Last week Senate leaders opened the door to using federal funds to support more than 800,000 uninsured Floridians. Now lawmakers in the chamber have a plan. But it’s not quite what some proponents of a Medicaid expansion, expected.
“A lot of the conversation that took place last week about the proposal, is not what this proposal is," says Karen Woodall, Executive Director of the Florida Center for Fiscal and Economic Policy.
The proposal crafted by the Senate Health Policy Committee is a change from one the Senate crafted two years ago. The original plan-- informally dubbed NegronCare after its sponsor and crafter, Sen. Joe Negron (R-Stuart)-- would have used the Florida Healthy Kids Program as a vehicle to funnel the Medicaid expansion population into private health plans using federal money. That plan, noted state Medicaid Director Justin senior in a recent meeting, was one the federal government may have approved, if it had passed.
“When it came to Senator Negron’s plan, they did feel it was approveable, as I recall," senior said to the Senate's Health Committee.
But the House killed it, and the conversation has been stalled. Until Now.
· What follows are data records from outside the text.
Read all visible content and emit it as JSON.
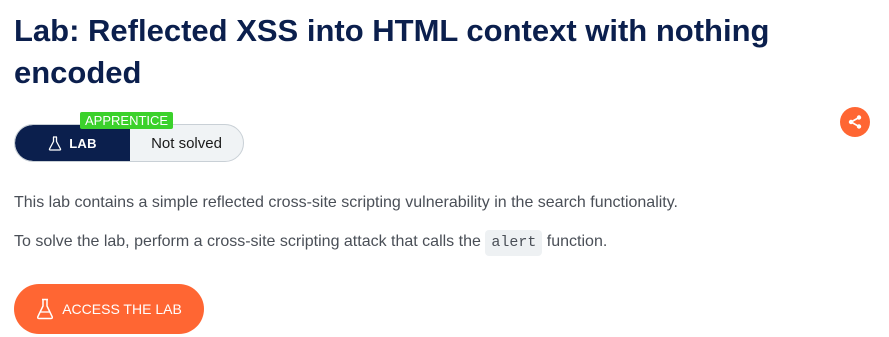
{
  "lab": {
    "title": "Lab: Reflected XSS into HTML context with nothing encoded",
    "level": "APPRENTICE",
    "badge_label": "LAB",
    "status": "Not solved",
    "description_1": "This lab contains a simple reflected cross-site scripting vulnerability in the search functionality.",
    "description_2_before": "To solve the lab, perform a cross-site scripting attack that calls the",
    "description_2_code": "alert",
    "description_2_after": "function.",
    "access_button_label": "ACCESS THE LAB"
  },
  "colors": {
    "title": "#0b1f4d",
    "accent": "#ff6633",
    "level_tag": "#3bd12b",
    "lab_badge": "#0b1f4d"
  },
  "icons": {
    "share": "share-icon",
    "flask": "flask-icon"
  }
}
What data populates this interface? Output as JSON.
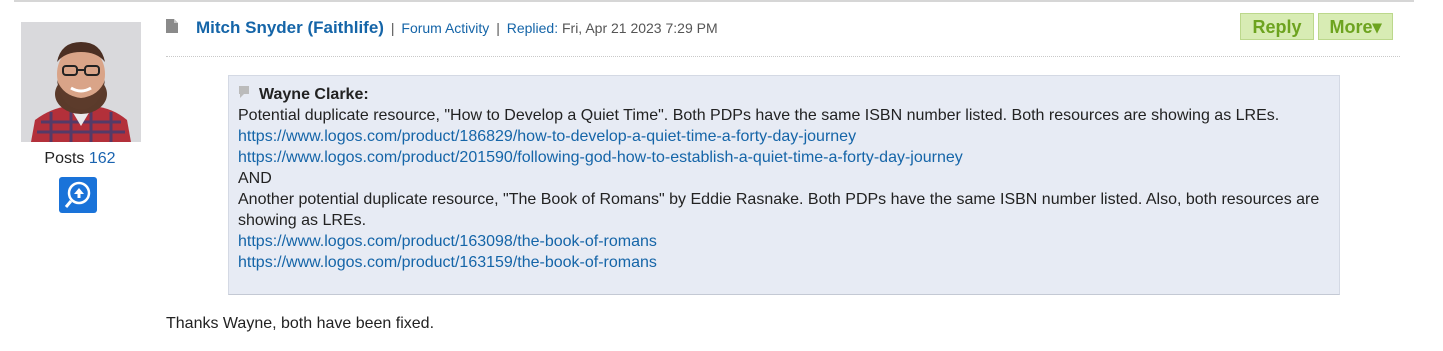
{
  "author": {
    "name": "Mitch Snyder (Faithlife)",
    "posts_label": "Posts",
    "posts_count": "162"
  },
  "header": {
    "forum_activity": "Forum Activity",
    "replied_label": "Replied:",
    "date": "Fri, Apr 21 2023 7:29 PM"
  },
  "buttons": {
    "reply": "Reply",
    "more": "More▾"
  },
  "quote": {
    "author": "Wayne Clarke:",
    "line1": "Potential duplicate resource, \"How to Develop a Quiet Time\".  Both PDPs have the same ISBN number listed.  Both resources are showing as LREs.",
    "link1": "https://www.logos.com/product/186829/how-to-develop-a-quiet-time-a-forty-day-journey",
    "link2": "https://www.logos.com/product/201590/following-god-how-to-establish-a-quiet-time-a-forty-day-journey",
    "and": "AND",
    "line2": "Another potential duplicate resource, \"The Book of Romans\" by Eddie Rasnake.  Both PDPs have the same ISBN number listed.  Also, both resources are showing as LREs.",
    "link3": "https://www.logos.com/product/163098/the-book-of-romans",
    "link4": "https://www.logos.com/product/163159/the-book-of-romans"
  },
  "reply_text": "Thanks Wayne, both have been fixed.",
  "colors": {
    "link": "#1565a8",
    "button_bg": "#d8ecb4",
    "button_text": "#6da31f",
    "quote_bg": "#e7ebf4",
    "badge": "#1a73d9"
  }
}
The Senate is back with a new, and different plan, SPB 7044. This time, Florida Healthy Kids—would fall under a different entity. The state’s current market place system--Florida Health Choices would become the new Florida Health Insurance Affordability Exchange. It would offer vouchers to people between 22 percent and 100 percent of the federal poverty level to make insurance purchases. And it would charge premiums ranging between $3 and $25 based on income. It also mandates work requirements, something supported by Sen. Aaron Bean (R-Jacksonville), the Senate Health Committee Chairman and former Florida Health Choices board member.
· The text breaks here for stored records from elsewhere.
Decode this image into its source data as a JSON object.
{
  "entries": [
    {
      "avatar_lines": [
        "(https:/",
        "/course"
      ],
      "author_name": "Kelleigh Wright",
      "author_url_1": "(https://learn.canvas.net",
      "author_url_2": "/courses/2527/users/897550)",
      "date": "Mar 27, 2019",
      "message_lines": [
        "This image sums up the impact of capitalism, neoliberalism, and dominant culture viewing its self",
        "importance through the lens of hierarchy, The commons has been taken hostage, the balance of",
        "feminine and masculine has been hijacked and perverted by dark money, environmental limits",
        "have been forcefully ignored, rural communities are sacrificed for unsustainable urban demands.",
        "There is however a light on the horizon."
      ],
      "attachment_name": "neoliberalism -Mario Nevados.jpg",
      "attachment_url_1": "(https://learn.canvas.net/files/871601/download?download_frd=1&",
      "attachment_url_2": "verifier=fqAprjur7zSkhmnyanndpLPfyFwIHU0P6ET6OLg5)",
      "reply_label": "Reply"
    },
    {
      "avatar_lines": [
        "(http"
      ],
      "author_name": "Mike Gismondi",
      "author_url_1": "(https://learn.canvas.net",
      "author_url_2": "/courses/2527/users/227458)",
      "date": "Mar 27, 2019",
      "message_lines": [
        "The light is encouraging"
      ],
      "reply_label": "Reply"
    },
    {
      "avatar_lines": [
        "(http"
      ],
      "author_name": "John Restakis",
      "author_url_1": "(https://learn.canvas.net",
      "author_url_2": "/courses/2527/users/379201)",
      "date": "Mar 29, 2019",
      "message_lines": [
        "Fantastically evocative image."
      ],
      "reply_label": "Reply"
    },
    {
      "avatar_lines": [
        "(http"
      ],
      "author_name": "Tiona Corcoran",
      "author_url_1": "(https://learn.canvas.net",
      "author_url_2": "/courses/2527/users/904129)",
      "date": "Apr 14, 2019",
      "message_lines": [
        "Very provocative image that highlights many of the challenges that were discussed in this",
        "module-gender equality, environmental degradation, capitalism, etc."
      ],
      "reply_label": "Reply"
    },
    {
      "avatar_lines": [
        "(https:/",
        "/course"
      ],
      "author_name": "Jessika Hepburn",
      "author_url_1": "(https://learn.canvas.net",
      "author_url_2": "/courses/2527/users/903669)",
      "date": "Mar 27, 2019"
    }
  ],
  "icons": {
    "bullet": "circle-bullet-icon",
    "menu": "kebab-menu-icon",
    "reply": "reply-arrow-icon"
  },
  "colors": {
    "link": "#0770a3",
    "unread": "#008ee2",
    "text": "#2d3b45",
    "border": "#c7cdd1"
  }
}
“We hear so many people are working Floridians that need a hand up, not a hand out. So, the work requirements--skin in the game I think is very important. That you pay a little bit. everybody pays a little bit. When I go to the doctor, I pay a little bit, and I think that’s important," he said after last week's meeting.
Florida Health Choices was created in 2008 by the state legislature to promote competition and transparency in the health insurance market and bring prices down for small businesses. Health choices looks similar to the insurance exchanges that the federal health overhaul says every state must create, but it pre-dates the Affordable Care Act by two years, and the state has worked to keep the two separate. It became functional last year. Today, Health Choices is selling ACA-compliant health plans but can’t tap into the federal subsidies. And its director, Rose Naff, says it only has about four dozen enrollees.
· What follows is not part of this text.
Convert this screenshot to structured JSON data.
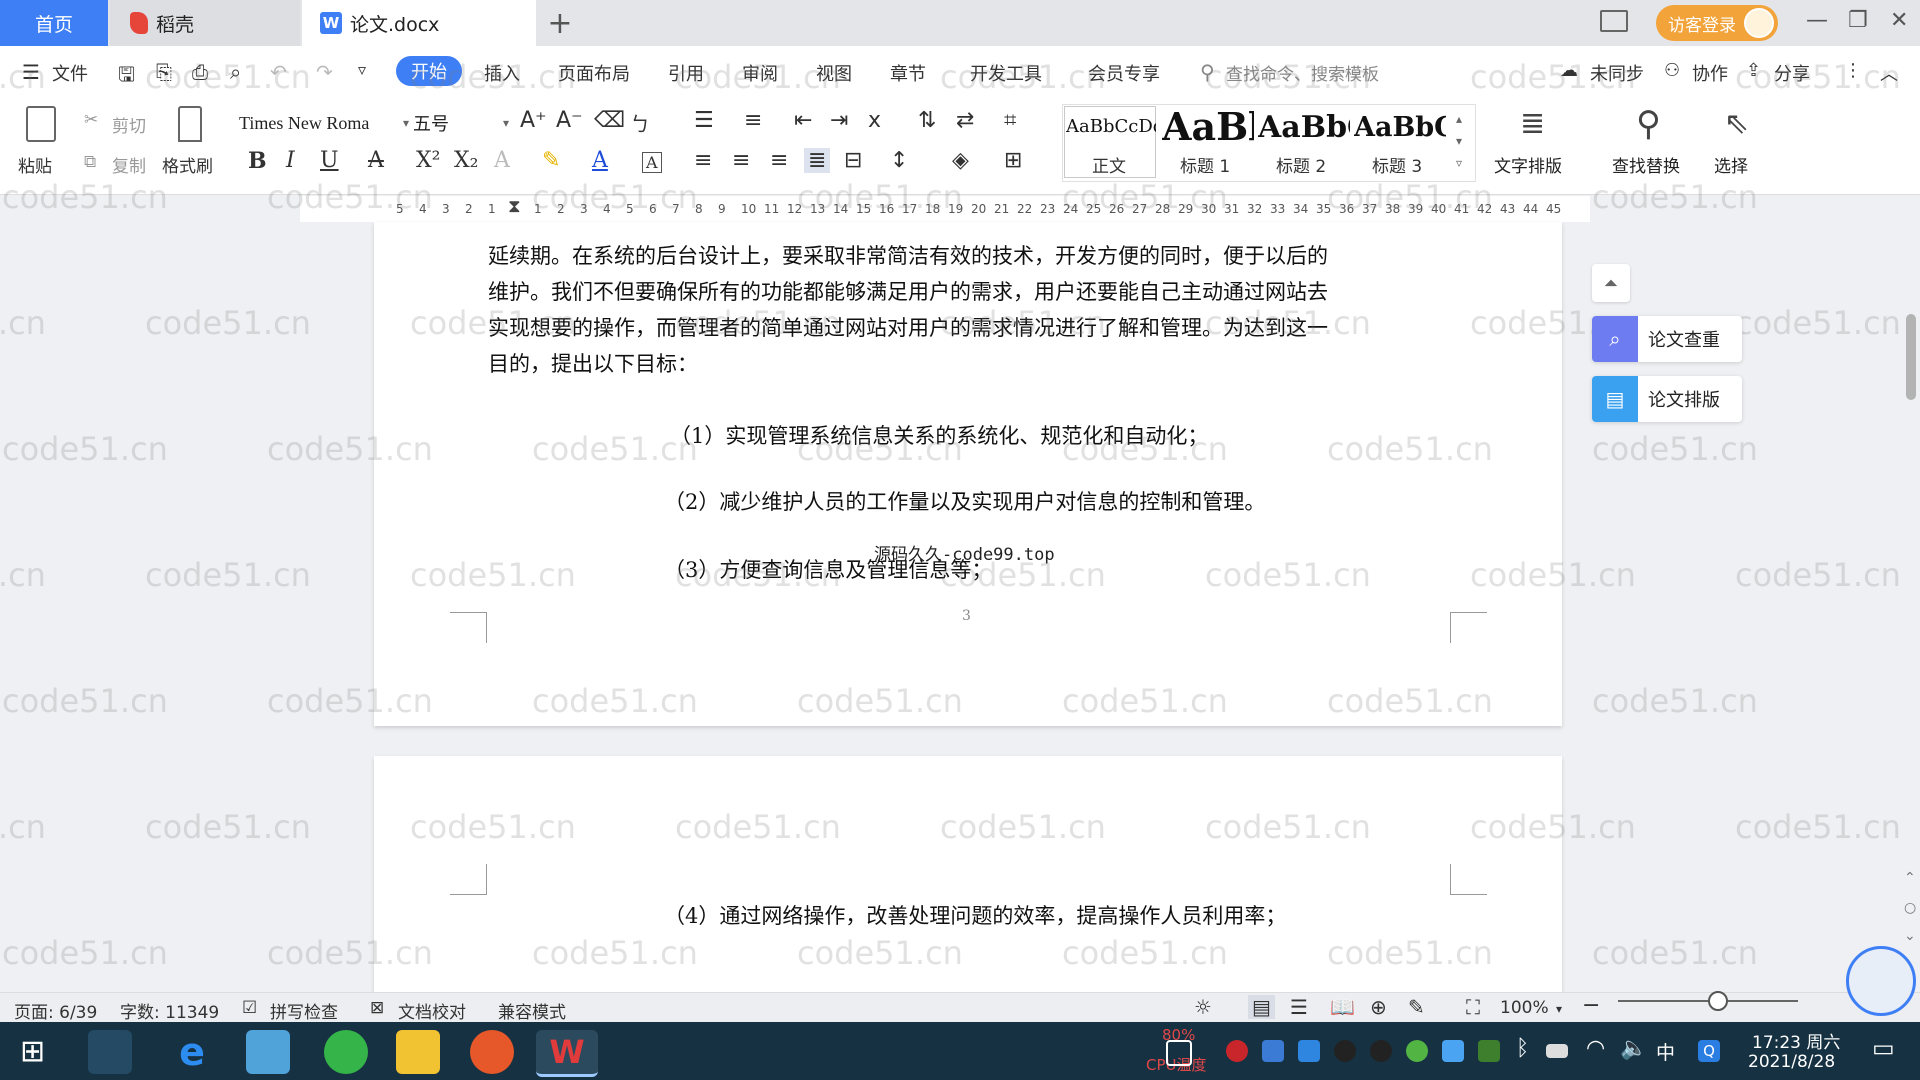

“Setting headlines aside about low enrollment, it went what I consider, perfectly. It was a soft launch. We only advertised in three areas. We saw the targets, the population targets did respond to our advertising. The majority of people were our target audience are those who aren’t eligible for subsidies in the federal exchange.”
Two other groups—a coalition of small businesses and health providers called A Healthy Florida Works, and the Florida Chamber of Commerce—have put forth plans. The Senate’s effort is buoyed by the impending loss of two-billion dollars in federal money, coupled with Indiana’s recent success in getting federal approval for a Medicaid expansion plan with similar components. But the proposal as written could run into problems with the federal government. Justin Senior, the state’s Medicaid director, told lawmakers the federal government has drawn no-go zones when it comes to certain payment issues.
“Things like work requirements, they’ve expressed as a no-go area. And there’s a real reluctance to impose cost-sharing on people below the federal poverty level ," he says.
Still, the Florida Center for Fiscal and Economic Policy's Woodall says she’s encouraged, because while imperfect—the proposal is a start.
“It’s keeping the conversation going, and that’s very important. I don’t want to minimize that," she says.
The Senate will unveil its proposal Tuesday. There is no House Companion.